Paul Rosen FRCS FRCOphth
In a special webinar organised by the UK and Ireland Society of Cataract and Refractive Surgeons (UKISCRS), Paul Rosen FRCS FRCOphth, Consultant Ophthalmic Surgeon at the Oxford Eye Hospital spoke about the impact the COVID-19 crisis is having on retinal services
It is relatively calm at the moment. What has been interesting is the type of cases that we have seen recently, with very few macula-on retinal detachments and a higher number than usual of trauma cases. Two of them were due to people doing DIY at home and not using protective goggles. We expect that there will be a flurry of patients with macula-off detachments and proliferative vitreoretinopathy (PVR) that will come through when the restrictions are lifted.
We have implemented case prioritisation in light of the restrictions on elective surgery. That means we are still dealing with any type of retinal detachment. We have, however, stopped doing macular hole repairs and epiretinal membrane peels for the time being, having managed to clear a lot of our more urgent cases before the restrictions came in.
It would appear that a lot of patients are frightened to come to the hospital and that partly explains why it is so ‘calm’ at the moment, with a corresponding reduction in the number of patients coming to the Eye Emergency Department. I suspect that what will happen is that when the patients’ vision deteriorates and they go from macula-on to macula-off they will be more likely to come into casualty for treatment.

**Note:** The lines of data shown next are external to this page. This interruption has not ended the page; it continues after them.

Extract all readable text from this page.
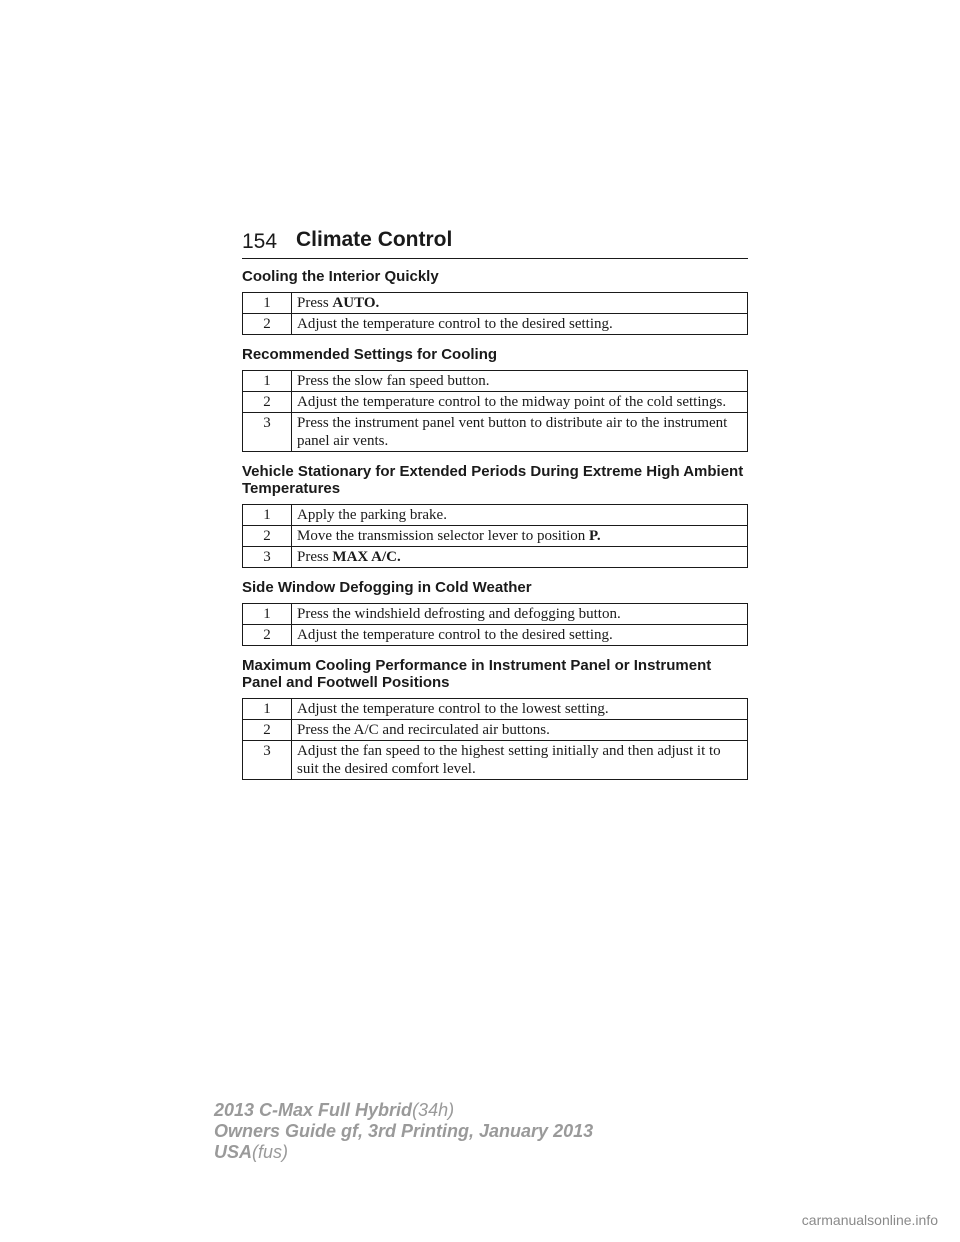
154 Climate Control
Cooling the Interior Quickly
1	Press AUTO.
2	Adjust the temperature control to the desired setting.
Recommended Settings for Cooling
1	Press the slow fan speed button.
2	Adjust the temperature control to the midway point of the cold settings.
3	Press the instrument panel vent button to distribute air to the instrument panel air vents.
Vehicle Stationary for Extended Periods During Extreme High Ambient Temperatures
1	Apply the parking brake.
2	Move the transmission selector lever to position P.
3	Press MAX A/C.
Side Window Defogging in Cold Weather
1	Press the windshield defrosting and defogging button.
2	Adjust the temperature control to the desired setting.
Maximum Cooling Performance in Instrument Panel or Instrument Panel and Footwell Positions
1	Adjust the temperature control to the lowest setting.
2	Press the A/C and recirculated air buttons.
3	Adjust the fan speed to the highest setting initially and then adjust it to suit the desired comfort level.
2013 C-Max Full Hybrid(34h)
Owners Guide gf, 3rd Printing, January 2013
USA(fus)
carmanualsonline.info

We are treating all patients as though they were COVID-19 positive. As a result, we are wearing full personal protective equipment (PPE) with respirator type masks, hat, gown and double-gloving. We have deemed all intraocular surgery as an aerosol-generating procedure (AGP). There is a vapour plume generated by phacoemulsification, and likewise with the vitreous cutter. That prolongs the surgery by about 50% because of the additional precautions that we are taking pre- and post-surgery.
For medical retina, intravitreal injections are still being administered for AMD, while diabetic retinopathy and retinal vein occlusion patients are being deferred. The COVID-19 crisis has forced us to adapt our systems and practices to the circumstances and that will give us ideas to improve our service in the post-COVID era. All of our junior staff have been taken away to help deal with general medical duties, on the wards and in the intensive care units.
There is a lot of learning as the situation evolves, with the potential to modify our practices in enduring ways when the immediate pandemic is over.